Previous reports have shown that the epidermal growth factor (EGF) receptor is associated with the detergent-insoluble actin cytoskeleton. To assess how this association can influence receptor function, EGF-stimulated protein-tyrosine kinase activity was examined in the detergent-soluble and -insoluble (cytoskeletal) fractions of human A431 epidermoid carcinoma cells. EGF receptor extraction was optimal using 0.15% Triton X-100, and higher detergent concentrations did not significantly increase the amount of solubilized receptor as assessed by immunoblotting. Normalization of EGF-stimulated tyrosine kinase activity on the basis of receptor mass revealed that the specific activity of the cytoskeletal (0.15% Triton-insoluble) fraction is nearly 3-fold greater than that of the soluble receptor when using angiotensin II as the peptide substrate. The increased specific activity of the Triton-insoluble receptor suggests that interaction with the cytoskeleton can facilitate maximal kinase activity.
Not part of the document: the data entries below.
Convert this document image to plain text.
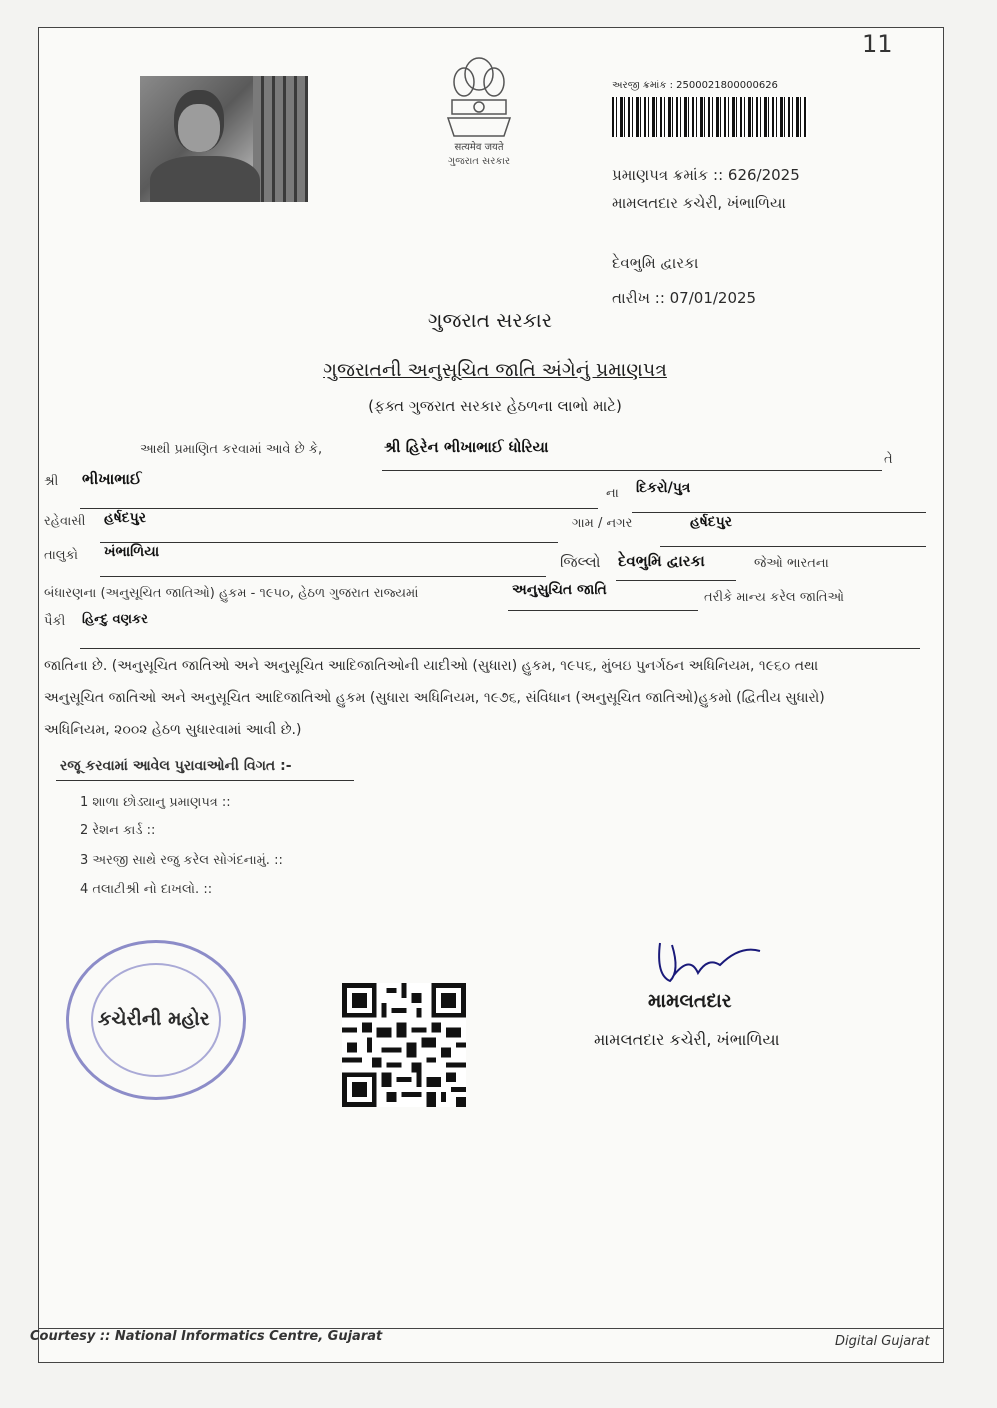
11
सत्यमेव जयते
ગુજરાત સરકાર
અરજી ક્રમાંક : 2500021800000626
પ્રમાણપત્ર ક્રમાંક :: 626/2025
મામલતદાર કચેરી, ખંભાળિયા
દેવભુમિ દ્વારકા
તારીખ :: 07/01/2025
ગુજરાત સરકાર
ગુજરાતની અનુસૂચિત જાતિ અંગેનું પ્રમાણપત્ર
(ફક્ત ગુજરાત સરકાર હેઠળના લાભો માટે)
આથી પ્રમાણિત કરવામાં આવે છે કે,	શ્રી હિરેન ભીખાભાઈ ધોરિયા
તે
શ્રી ભીખાભાઈ
ના દિકરો/પુત્ર
રહેવાસી હર્ષદપુર	ગામ / નગર	હર્ષદપુર
તાલુકો ખંભાળિયા
જિલ્લો દેવભુમિ દ્વારકા	જેઓ ભારતના
બંધારણના (અનુસૂચિત જાતિઓ) હુકમ - ૧૯૫૦, હેઠળ ગુજરાત રાજ્યમાં	અનુસુચિત જાતિ	તરીકે માન્ય કરેલ જાતિઓ
પૈકી હિન્દુ વણકર
જાતિના છે. (અનુસૂચિત જાતિઓ અને અનુસૂચિત આદિજાતિઓની યાદીઓ (સુધારા) હુકમ, ૧૯૫૬, મુંબઇ પુનર્ગઠન અધિનિયમ, ૧૯૬૦ તથા
અનુસૂચિત જાતિઓ અને અનુસૂચિત આદિજાતિઓ હુકમ (સુધારા અધિનિયમ, ૧૯૭૬, સંવિધાન (અનુસૂચિત જાતિઓ)હુકમો (દ્વિતીય સુધારો)
અધિનિયમ, ૨૦૦૨ હેઠળ સુધારવામાં આવી છે.)
રજૂ કરવામાં આવેલ પુરાવાઓની વિગત :-
1 શાળા છોડ્યાનુ પ્રમાણપત્ર ::
2 રેશન કાર્ડ ::
3 અરજી સાથે રજુ કરેલ સોગંદનામું. ::
4 તલાટીશ્રી નો દાખલો. ::
કચેરીની મહોર
મામલતદાર
મામલતદાર કચેરી, ખંભાળિયા
Courtesy :: National Informatics Centre, Gujarat	Digital Gujarat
This hypothesis is supported by the observation that, when compared with the soluble EGF receptor, the receptor in the cytoskeletal fraction demonstrates a 15-fold more favorable apparent Michaelis-Menten constant for ATP and a 4-fold more favorable Michaelis-Menten constant for angiotensin II. Although the cytoskeletal EGF receptor seems to represent less than 10% of the total receptor mass in cells not exposed to EGF, these data indicate that it comprises a highly active receptor pool. To examine the regulation of receptor association with the detergent-insoluble fraction, A431 cells were treated at 37 C with EGF for up to 5 h, or with the phorbol ester 12-phorbol 12-myristate 13-acetate for 1 h, and total receptor mass and distribution were determined. In these studies, total immunodetectable receptor decreased significantly after 20 min of EGF administration, whereas the population of Triton-insoluble receptors increased within 40 min to greater than four times that observed before EGF addition and remained at that level for the full 5 h of EGF treatment. Conversely, 12-phorbol 12-myristate 13-acetate treatment, which is known to down-regulate high affinity EGF binding, had little effect on receptor association with the cytoskeletal fraction. In sum, these data indicate the presence of a highly active subpopulation of cytoskeletally associated EGF receptors that can be up-regulated during long-term (5 h) ligand exposure.